La résurrection politique, économique et sociale de l’antique et vaste empire chérifien a donné lieu depuis quelque trente ans et surtout pendant la période qui va de 1904 à 1914 à toute une série d’actes diplomatiques qui, par étapes successives, simplifièrent en le réduisant, si l’on peut dire, à trois faces nettement déterminées, le complexe problème qui se posait aux treize États[1], signataires de la convention de Madrid du 3 juillet 1880, relative au régime des capitulations au Maroc.
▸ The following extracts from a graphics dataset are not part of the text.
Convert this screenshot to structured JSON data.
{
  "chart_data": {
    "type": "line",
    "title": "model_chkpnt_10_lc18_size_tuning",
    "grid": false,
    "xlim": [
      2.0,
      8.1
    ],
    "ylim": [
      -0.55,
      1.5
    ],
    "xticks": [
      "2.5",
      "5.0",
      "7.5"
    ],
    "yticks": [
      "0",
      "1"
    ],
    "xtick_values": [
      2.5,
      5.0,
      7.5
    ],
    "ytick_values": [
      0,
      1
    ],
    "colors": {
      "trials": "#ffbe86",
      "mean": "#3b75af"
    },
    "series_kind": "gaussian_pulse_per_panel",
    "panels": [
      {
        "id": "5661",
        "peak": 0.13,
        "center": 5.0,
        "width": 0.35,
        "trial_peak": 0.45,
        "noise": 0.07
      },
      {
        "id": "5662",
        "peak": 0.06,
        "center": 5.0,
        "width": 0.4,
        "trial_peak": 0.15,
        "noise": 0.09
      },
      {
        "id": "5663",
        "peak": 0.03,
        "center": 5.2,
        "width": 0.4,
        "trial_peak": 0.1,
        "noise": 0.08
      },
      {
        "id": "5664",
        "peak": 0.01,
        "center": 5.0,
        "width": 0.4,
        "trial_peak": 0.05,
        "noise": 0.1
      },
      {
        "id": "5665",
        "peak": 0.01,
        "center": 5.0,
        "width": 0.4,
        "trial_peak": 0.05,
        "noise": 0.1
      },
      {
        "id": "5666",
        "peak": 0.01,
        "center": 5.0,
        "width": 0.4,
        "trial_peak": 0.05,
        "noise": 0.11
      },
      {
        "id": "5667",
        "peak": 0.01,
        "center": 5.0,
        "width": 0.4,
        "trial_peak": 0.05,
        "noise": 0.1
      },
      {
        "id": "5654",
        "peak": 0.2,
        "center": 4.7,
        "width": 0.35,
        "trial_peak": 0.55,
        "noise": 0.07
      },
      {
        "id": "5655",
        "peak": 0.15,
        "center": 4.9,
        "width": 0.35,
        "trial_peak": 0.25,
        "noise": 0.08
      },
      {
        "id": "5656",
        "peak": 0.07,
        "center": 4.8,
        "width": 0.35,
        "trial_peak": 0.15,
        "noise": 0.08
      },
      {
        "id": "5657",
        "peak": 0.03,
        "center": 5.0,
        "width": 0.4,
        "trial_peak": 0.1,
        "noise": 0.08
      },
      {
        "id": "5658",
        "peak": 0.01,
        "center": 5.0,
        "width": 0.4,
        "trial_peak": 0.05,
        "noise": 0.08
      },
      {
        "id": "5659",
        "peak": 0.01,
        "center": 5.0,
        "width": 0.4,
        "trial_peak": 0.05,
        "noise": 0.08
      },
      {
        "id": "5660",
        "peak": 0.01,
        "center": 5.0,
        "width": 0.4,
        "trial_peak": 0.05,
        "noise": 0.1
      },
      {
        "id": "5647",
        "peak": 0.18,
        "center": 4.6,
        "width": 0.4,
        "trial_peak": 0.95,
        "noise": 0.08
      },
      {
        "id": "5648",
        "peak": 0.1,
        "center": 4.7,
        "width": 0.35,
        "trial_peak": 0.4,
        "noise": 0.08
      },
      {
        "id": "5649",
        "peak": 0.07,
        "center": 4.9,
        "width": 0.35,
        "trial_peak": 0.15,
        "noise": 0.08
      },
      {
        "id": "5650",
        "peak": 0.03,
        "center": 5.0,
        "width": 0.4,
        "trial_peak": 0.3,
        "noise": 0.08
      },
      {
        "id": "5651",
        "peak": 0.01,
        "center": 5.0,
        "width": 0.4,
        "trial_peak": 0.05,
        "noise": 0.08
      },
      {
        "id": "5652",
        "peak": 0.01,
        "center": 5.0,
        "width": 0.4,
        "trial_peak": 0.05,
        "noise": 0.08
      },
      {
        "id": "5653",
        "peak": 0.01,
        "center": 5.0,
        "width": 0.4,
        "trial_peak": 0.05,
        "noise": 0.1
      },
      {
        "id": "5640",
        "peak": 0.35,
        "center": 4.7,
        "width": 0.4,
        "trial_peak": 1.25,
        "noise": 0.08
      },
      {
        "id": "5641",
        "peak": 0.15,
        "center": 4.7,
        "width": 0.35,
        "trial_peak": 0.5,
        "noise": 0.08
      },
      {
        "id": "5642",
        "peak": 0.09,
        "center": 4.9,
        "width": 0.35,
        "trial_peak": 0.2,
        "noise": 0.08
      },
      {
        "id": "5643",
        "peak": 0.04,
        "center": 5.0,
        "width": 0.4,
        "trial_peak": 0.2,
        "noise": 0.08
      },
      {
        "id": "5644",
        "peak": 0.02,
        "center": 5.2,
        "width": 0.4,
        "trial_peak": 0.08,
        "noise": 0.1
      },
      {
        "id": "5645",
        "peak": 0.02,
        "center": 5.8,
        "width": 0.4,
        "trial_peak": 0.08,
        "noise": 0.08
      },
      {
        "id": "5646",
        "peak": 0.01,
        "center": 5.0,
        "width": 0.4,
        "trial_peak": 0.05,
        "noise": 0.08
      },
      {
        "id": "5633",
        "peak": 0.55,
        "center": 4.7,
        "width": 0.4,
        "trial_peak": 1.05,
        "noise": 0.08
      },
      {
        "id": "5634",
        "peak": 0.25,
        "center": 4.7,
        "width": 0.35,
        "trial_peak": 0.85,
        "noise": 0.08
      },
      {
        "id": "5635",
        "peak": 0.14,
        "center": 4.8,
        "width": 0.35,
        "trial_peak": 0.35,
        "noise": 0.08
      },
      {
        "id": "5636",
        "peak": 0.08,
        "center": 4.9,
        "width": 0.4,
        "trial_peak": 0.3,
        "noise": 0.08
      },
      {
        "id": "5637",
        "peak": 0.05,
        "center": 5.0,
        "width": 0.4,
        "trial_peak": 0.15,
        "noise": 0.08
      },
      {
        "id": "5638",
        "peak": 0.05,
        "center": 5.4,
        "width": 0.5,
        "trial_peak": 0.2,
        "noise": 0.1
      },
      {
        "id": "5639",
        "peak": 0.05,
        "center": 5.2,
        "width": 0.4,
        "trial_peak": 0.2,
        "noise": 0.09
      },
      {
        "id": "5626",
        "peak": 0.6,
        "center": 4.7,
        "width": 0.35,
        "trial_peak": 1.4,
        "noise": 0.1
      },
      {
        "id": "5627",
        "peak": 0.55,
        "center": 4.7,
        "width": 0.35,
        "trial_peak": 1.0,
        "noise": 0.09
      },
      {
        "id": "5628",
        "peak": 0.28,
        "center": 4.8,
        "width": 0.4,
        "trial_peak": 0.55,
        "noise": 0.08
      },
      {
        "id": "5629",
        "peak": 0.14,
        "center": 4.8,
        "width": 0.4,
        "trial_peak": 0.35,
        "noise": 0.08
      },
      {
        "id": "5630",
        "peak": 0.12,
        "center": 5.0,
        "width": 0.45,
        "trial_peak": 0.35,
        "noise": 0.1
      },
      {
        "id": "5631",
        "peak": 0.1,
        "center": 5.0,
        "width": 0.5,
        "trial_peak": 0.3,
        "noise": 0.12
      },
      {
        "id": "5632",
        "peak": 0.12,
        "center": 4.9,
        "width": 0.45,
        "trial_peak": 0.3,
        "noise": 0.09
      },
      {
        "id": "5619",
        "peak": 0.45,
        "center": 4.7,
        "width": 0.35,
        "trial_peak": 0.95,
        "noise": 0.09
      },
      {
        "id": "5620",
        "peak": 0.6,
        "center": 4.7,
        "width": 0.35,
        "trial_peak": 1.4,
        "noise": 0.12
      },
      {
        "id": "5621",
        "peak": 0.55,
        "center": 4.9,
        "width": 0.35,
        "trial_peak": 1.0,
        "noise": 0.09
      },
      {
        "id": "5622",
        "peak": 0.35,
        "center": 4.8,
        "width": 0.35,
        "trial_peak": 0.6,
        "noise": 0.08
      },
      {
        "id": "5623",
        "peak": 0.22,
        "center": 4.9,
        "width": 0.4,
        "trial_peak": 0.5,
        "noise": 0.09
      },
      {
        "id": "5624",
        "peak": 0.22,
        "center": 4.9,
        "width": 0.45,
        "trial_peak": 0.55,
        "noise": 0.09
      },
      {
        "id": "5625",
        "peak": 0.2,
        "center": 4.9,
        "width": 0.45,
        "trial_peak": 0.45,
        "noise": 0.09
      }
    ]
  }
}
Ce n’est pas ici le lieu d’entrer dans le détail de ces tractations, quelque historiques qu’elles puissent être. Au reste qui ne se souvient de celles qui tinrent dans la vie diplomatique européenne une place prédominante et souvent dramatique ?

L’acte d’Algésiras d’abord, signé le 7 avril 1906 et qui, mettant un terme au grave malaise provoqué par la brutale manifestation du Kaiser à Tanger, bouleversa les dispositions que M. Delcassé avait prises en harmonie avec les cabinets de Londres et de Madrid et arrêta un nouvel ordre de choses au Maroc. Le principe de l’intervention et du contrôle au lieu d’être établi en faveur de la France et de l’Espagne était en quelque sorte internationalisé ; on ne prévoyait pour la réorganisation de la police chérifienne que des cadres d’instructeurs français et espagnols sous l’autorité d’un colonel suisse. Le capital de la Banque d’État du Maroc devait être divisé en autant de parts égales qu’il y avait de parties prenantes parmi les puissances représentées à la Conférence ; toute concession et toute exploitation de travaux publics subirait dorénavant la procédure de l’adjudication ; enfin l’acte d’Algésiras, en créant un comité des douanes et une commission des valeurs douanières, édictait un règlement douanier et des tarifs nouveaux et ordonnait toutes les mesures propres à contrecarrer la fraude et la contrebande.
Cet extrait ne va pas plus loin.